Ey İsrail'e kayıtsız, şartsız destek verenler, bu katliamı seyretmenin, vahşete ortak olmanın utancını daha ne kadar taşıyacaksınız. Gazze, Ramallah, Lübnan'da çocuklar ölürken, bebekler küvezde can verirken, maalesef uluslararası toplum da çok kötü sınav vermiştir.
Ey BM Güvenlik Konseyi, Gazze soykırımının önüne geçmek, bu zulme, bu barbarlığa 'dur' demek için daha neyi bekliyorsunuz?"
'TECRİT ARTIK SON BULMALIDIR'
Doğu Akdeniz meselesine de değinen Erdoğan, devletleri Kuzey Kıbrıs Türk Cumhuriyeti'ni tanımaya davet etti. "Federasyon modeli artık geçerliliğini tamamen yitirmiştir" diyen Erdoğan, "Adada iki ayrı devlet ve iki ayrı halk vardır. Kıbrıs Türklerinin egemen eşitlik ve eşit uluslararası statüleri yeniden tecil edilmeli ve tecrit artık son bulmalıdır.

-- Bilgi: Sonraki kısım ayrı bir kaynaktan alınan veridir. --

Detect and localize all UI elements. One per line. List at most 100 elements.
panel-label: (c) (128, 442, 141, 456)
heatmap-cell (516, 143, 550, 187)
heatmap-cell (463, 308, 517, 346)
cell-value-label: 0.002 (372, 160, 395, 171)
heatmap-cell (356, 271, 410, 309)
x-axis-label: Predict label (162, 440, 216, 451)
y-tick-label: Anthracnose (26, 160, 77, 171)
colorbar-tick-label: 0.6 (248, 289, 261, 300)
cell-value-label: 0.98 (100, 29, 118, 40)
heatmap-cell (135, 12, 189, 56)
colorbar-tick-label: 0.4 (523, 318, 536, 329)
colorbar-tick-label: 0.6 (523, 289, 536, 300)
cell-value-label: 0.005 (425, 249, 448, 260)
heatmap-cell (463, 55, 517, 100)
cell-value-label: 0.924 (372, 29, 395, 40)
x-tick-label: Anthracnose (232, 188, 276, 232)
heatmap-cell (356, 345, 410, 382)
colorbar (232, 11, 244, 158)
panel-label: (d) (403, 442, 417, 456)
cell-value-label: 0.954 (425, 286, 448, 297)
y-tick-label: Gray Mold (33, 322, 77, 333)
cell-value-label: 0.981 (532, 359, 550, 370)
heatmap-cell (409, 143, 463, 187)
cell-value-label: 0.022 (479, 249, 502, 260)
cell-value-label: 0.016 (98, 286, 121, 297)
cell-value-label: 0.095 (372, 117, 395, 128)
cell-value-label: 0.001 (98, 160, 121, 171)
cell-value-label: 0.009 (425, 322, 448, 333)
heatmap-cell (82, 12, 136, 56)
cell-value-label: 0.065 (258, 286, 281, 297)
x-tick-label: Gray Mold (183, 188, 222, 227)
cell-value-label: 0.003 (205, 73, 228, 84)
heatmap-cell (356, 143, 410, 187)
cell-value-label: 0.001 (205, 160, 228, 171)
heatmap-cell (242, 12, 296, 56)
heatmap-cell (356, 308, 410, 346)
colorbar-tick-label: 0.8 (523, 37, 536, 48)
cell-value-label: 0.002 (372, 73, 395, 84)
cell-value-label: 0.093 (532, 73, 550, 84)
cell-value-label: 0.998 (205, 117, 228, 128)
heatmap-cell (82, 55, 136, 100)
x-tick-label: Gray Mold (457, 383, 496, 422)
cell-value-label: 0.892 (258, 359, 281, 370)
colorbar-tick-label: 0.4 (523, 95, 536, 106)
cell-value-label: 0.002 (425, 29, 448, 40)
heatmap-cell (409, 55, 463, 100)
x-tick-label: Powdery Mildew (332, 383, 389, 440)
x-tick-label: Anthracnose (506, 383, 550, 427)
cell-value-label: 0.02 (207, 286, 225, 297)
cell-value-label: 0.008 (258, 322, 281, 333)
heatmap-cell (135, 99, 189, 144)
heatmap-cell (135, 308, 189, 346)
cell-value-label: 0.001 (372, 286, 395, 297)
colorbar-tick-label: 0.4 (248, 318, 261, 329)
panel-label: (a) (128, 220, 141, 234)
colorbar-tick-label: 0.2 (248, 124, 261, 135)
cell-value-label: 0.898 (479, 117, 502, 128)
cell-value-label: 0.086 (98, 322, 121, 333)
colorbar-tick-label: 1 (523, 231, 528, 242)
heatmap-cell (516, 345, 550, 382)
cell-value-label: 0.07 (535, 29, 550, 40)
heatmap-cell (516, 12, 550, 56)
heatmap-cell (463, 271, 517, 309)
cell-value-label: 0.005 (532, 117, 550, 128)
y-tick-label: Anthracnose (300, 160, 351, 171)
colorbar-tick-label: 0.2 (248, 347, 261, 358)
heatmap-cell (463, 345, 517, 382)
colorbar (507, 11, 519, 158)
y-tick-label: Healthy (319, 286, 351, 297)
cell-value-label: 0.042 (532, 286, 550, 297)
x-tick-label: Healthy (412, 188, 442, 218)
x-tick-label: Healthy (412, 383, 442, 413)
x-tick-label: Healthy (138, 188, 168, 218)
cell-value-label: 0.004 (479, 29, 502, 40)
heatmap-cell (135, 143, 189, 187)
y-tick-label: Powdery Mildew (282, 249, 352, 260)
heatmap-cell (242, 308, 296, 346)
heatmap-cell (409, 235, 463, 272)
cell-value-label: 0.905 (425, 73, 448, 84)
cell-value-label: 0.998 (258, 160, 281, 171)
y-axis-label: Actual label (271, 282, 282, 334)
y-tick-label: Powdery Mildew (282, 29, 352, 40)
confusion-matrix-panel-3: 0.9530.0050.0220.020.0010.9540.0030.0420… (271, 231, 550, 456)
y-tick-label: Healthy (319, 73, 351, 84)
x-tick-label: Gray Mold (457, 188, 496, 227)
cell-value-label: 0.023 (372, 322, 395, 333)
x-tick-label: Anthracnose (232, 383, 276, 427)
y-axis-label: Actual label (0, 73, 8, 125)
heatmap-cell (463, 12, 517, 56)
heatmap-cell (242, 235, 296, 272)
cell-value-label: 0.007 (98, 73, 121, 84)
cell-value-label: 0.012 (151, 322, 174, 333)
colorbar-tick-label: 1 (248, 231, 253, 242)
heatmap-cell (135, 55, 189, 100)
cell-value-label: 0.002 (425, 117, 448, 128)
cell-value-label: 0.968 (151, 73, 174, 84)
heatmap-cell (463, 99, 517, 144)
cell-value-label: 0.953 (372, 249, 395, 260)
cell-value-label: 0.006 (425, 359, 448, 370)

Bugün uluslararası toplumu bir kez daha Kuzey Kıbrıs Türk Cumhuriyeti'ni tanımaya, diplomatik, siyasi ve ekonomik ilişkiler kurmaya davet ediyorum. Libya'da ülkenin birlik ve muhafazasına aktif destek sağlıyoruz. Tüm devletleri Libya'nın yanında samimi şekilde yer almaya davet ediyoruz" ifadelerini kullandı.